Related Organization(s):

Abstract

Intense political, social, cultural, and racial polarization compromise the mission of higher education to promote intellectually rigorous, open, inclusive inquiry; to train a diverse student population to work productively across difference in a pluralistic society; to produce cutting-edge research; and to train leaders capable of creating innovative solutions to major social problems.

Open, inclusive discourse among students and between students and faculty is particularly under threat as a result of self-censorship by students with certain viewpoints and identities, advocacy for suppression of ideas people find repugnant or disturbing, and administrative practices that undermine universities’ commitment to academic freedom. Faculty report similarly chilling effects as a result of the current climate. Although none of these may be caused by coercion in a formal legal sense, critical inquiry is nonetheless inhibited because of fears of criticism, ostracization, or sanctions.

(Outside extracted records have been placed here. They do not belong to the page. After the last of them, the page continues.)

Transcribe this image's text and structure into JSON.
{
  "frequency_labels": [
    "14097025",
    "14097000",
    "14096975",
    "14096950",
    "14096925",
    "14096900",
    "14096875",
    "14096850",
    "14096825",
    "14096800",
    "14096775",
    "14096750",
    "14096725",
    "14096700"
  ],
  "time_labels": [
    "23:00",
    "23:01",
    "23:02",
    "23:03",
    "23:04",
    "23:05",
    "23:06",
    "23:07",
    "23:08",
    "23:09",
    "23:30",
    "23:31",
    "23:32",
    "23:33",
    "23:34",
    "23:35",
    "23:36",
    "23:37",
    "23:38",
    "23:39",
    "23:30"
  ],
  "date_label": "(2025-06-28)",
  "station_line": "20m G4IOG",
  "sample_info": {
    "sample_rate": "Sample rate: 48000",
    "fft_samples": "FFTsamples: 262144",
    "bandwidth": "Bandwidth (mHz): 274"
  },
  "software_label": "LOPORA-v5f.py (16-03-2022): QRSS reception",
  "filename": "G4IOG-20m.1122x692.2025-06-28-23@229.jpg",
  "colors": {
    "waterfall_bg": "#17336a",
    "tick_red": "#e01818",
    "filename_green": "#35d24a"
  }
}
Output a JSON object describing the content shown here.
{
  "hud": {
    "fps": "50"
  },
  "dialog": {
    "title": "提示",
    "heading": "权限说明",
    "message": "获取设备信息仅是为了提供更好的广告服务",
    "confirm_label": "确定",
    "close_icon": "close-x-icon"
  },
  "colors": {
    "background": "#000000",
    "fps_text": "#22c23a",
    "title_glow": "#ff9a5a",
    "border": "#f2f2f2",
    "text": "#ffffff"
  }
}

With the urgency of the problem in mind, Stanford’s Office of the President requested the Law School’s Policy Lab to conduct this study of polarization, academic freedom, and inclusion on campus and to explore curricular and co-curricular interventions that have the potential to improve the campus climate. Our goal was to gather research and develop guidance that treats academic freedom, free speech, critical inquiry, diversity, and inclusion as mutually constitutive, rather than as competing principles.

To that end, the report examines two types of intervention to foster deeper commitment to norms of open, inclusive discourse. The first is designed to prepare students individually to engage in productive discourse through skills and practices such as active listening, de-escalation, perspective taking and giving, deliberative dialogue, and self-affirmation. The second identifies well-established pedagogical tools and classroom norms to assist faculty in guiding conversations across differences of ideology and identity. These are not the only conceivable interventions—the ways the university actively supports principles of academic freedom, and the design and implementation of diversity initiatives consistent with those principles, also come to mind. But the focus of the Lab was on the most immediate ways in which the quality of discourse is distorted and can be improved in higher education.

The report concludes with some recommendations for faculty, deans, and other administrators to encourage discourse and inclusion.